New road map to set sustainability standards, targets for business events organisers

The roadmap is being rolled out amid efforts to position Singapore as the Asia Pacific’s leading sustainable business event destination by 2030. PHOTO: LIANHE ZAOBAO

SINGAPORE - The events sector is looking to green its business by introducing strategies, standards and targets that cover areas like waste and emissions tracking, even as it recovers from the pandemic.

A Mice Sustainability Roadmap launched on Thursday lays out three specific targets for the meetings, incentives, conferences and exhibitions (Mice) sector.

The plan was put together by the Mice Sustainability Committee, which was formed in August by the Singapore Tourism Board (STB) and Singapore Association of Convention and Exhibition Organisers and Suppliers (Saceos).

The first target is to develop a set of sustainability standards by 2023 that Mice industry players can readily apply, with a further aim to be internationally recognised by 2024.

Another target is for all six purpose-built Mice venues here, and 80 per cent of Saceos members to obtain internationally or nationally recognised sustainability certification, or both, by 2025. Saceos has around 150 members.

The six venues are: Changi Exhibition Centre, Raffles City Convention Centre, Resorts World Convention Centre, Sands Expo and Convention Centre, Singapore Expo, and Suntec Singapore Convention and Exhibition Centre.

Third target is for the Mice industry to start tracking waste and emissions by 2023, reduce waste as aligned with the Singapore Green Plan by 2030, and achieve net-zero emissions by 2050, in line with the national target.

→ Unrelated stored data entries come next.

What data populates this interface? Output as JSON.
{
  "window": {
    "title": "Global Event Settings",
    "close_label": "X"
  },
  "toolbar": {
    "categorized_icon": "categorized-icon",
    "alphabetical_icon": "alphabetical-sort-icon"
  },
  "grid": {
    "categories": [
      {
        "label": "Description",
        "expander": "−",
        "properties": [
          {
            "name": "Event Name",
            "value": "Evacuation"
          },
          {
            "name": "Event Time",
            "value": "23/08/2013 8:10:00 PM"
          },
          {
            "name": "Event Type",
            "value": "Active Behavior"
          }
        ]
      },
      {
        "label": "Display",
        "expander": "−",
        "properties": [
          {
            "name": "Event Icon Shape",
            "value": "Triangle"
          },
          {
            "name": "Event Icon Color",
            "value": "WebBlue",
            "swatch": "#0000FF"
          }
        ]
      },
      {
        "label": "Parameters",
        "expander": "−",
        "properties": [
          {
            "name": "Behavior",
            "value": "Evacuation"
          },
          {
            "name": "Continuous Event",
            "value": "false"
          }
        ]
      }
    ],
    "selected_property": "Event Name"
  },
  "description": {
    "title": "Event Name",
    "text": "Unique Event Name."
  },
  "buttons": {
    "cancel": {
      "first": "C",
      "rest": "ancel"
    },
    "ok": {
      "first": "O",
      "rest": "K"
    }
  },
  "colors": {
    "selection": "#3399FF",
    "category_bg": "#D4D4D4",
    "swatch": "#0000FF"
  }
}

The road map, which follows the launch of the Hotel Sustainability Roadmap earlier this year, is being rolled out amid efforts to position Singapore as Asia Pacific’s leading sustainable business event destination by 2030.

Speaking at the launch, Minister of State for Trade and Industry Alvin Tan noted that the Mice industry is recovering strongly, with a pipeline of events for 2023 and beyond. Events have also been confirmed for 2029, he said.

Prior to the pandemic, he said, the Mice industry supported more than 34,000 direct and indirect jobs with a value-add of almost $4 billion, or close to 1 per cent of Singapore’s gross domestic product (GDP).

But he added: “Even as we prepare for these mega events, we must act decisively to address major shifts like sustainability.”

To that end, he said event organisers can tap initiatives within STB’s Tourism Sustainability Programme such as the Business Improvement Fund, and the Training Industry Professionals in Tourism and Singapore Tourism Accelerator.

For instance, the Business Improvement Fund supports projects that help tourism companies to upgrade their business or innovate.

As of April 2022, the fund also included sustainability initiatives to help companies pivot business models to enhance competitiveness and scale up adoption, and develop sustainable solutions.

Speaking on the sidelines of the launch, Dr Edward Koh, executive director for Conventions, Meetings and Incentive Travel at STB, said business travellers are increasingly conscious of their carbon footprint. “There’s now clearly a consumer demand where many business travellers and event organisers are asking similar questions, such as ‘What can we do to make our event sustainable?’,” added Dr Koh, who is also co-chair of the Mice Sustainability Committee.

“Now with all this demand, we need to make the business case together with our service providers.”

He said it is timely for the sector to set standards now.

“But the other issue we have with sustainability is that we need everyone to speak a common language… That’s where standards come in,” added Dr Koh.

Ms Meredith Beaujean, executive director of sustainability at Marina Bay Sands (MBS), said the industry was consulted when setting the targets.

“We see how much the Mice industry has been revived with Singapore’s reopening; it’s time to improve sustainability,” she said. “It’s not a solo effort. All stakeholders – from the venue provider, to the event organiser, to the client and the delegates – need to be working together.”